As model parameters expand into the billions, their inferential abilities qualitatively change. For instance, large language models can display unexpected skills in spatial reasoning, induced purely from text data alone.

A recent paper by David Krakauer, who leads the Santa Fe Institute, theorizes that surpassing critical complexity “thresholds” allows micro-patterns to self-organize into macro-level insights that were previously obscured. Or more simply: sufficient complexity grants algorithms access to previously invisible patterns in natural phenomena.

The emergence of complexity from simple algorithms is a phenomenon we see in both natural and artificial systems. It's a classic example of complexity: even straightforward algorithms can lead to immense complexity over time. As things get more complex, more possibilities emerge. Small changes at a basic level gradually build up, resulting in significant, large-scale developments. Natural selection’s algorithm has delivered vast complexity in life on earth. Reinforcement learning has delivered vast complexity in AI.

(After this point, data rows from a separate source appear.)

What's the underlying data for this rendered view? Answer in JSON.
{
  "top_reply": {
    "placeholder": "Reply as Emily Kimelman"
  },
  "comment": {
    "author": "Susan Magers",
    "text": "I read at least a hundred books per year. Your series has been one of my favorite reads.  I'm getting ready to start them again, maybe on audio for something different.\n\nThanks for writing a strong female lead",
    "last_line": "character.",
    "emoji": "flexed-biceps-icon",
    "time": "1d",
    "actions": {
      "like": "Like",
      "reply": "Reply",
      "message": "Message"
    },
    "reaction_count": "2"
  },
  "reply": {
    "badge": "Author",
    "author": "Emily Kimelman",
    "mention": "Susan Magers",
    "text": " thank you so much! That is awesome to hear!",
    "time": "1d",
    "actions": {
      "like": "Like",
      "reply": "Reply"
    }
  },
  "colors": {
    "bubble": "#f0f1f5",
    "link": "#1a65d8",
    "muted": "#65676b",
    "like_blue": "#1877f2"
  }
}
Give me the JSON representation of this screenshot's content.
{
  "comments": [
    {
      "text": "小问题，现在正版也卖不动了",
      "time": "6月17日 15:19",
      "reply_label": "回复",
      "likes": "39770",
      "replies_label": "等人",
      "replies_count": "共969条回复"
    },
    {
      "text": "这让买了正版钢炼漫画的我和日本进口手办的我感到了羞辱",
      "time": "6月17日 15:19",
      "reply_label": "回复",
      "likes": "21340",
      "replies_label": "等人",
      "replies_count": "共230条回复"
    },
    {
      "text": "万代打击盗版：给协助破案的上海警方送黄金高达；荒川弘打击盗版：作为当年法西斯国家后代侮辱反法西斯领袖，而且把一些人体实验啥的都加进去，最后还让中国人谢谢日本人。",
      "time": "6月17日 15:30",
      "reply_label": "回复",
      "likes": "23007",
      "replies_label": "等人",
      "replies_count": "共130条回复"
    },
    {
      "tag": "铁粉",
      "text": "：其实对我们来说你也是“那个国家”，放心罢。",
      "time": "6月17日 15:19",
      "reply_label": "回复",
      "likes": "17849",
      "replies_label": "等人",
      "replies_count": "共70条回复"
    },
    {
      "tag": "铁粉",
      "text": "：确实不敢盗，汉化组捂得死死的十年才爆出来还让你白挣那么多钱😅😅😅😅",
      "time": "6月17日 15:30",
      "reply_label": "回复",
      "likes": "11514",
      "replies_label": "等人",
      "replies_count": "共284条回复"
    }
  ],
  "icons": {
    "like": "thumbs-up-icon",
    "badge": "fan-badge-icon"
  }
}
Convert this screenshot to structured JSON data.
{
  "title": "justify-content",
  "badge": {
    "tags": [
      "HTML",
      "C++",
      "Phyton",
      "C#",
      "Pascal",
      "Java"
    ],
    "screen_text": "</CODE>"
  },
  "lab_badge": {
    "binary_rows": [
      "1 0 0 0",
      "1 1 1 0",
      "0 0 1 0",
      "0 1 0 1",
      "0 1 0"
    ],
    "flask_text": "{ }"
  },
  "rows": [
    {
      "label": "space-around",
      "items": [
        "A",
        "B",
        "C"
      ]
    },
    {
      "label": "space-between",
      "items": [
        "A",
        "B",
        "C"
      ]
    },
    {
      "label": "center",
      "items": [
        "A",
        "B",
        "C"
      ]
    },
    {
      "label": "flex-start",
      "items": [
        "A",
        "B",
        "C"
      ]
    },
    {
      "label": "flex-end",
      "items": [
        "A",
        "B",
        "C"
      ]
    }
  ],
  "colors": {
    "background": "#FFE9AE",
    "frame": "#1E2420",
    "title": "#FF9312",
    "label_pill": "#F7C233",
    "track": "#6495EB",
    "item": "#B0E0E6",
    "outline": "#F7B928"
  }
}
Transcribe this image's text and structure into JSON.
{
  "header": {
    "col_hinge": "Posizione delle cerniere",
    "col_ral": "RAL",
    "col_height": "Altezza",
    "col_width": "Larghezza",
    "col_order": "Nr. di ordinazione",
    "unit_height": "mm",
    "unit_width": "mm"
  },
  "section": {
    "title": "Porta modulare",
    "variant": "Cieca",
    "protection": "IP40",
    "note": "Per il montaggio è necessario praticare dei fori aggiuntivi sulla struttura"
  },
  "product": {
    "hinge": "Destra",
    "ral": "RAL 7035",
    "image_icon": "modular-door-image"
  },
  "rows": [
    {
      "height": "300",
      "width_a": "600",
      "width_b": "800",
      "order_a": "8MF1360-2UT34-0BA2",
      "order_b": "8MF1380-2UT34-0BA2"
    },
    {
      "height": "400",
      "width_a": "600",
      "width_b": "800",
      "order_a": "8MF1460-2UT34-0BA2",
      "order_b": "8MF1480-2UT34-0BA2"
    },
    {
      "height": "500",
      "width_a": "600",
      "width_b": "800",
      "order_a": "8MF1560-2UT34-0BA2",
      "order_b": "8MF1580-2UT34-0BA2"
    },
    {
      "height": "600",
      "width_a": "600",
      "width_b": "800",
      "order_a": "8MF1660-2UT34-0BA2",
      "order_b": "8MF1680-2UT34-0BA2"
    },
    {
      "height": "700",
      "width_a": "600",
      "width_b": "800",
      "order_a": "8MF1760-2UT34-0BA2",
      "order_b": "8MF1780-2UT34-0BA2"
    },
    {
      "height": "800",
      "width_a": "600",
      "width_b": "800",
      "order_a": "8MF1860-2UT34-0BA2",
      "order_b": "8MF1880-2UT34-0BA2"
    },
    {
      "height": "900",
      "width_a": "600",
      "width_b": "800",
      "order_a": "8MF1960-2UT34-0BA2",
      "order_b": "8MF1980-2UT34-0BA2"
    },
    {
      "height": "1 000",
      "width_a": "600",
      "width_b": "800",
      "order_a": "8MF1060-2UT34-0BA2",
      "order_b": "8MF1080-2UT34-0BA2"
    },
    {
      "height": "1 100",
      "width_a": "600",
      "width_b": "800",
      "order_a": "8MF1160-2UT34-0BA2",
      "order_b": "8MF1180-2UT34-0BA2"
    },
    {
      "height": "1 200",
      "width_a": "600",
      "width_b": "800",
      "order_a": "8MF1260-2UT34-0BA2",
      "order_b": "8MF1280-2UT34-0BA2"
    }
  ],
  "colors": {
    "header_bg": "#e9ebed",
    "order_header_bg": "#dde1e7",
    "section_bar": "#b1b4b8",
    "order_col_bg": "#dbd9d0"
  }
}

Now we have a counterintuitive idea: instead of making things more confusing, Krakauer suggests that extreme complexity actually helps us understand and create new things. When machine learning models get really complex a phase shift occurs. Simple parts, like neurons or words, form into complex groups capable of detecting more intricate patterns. At this point, neural systems cross a "complexity threshold" where micro-level network components self-organize into macro-level functional structures which implicitly represent complex statistics. Complexity science then steps in by simplifying these detailed models to find what matters at a higher (macro) scale.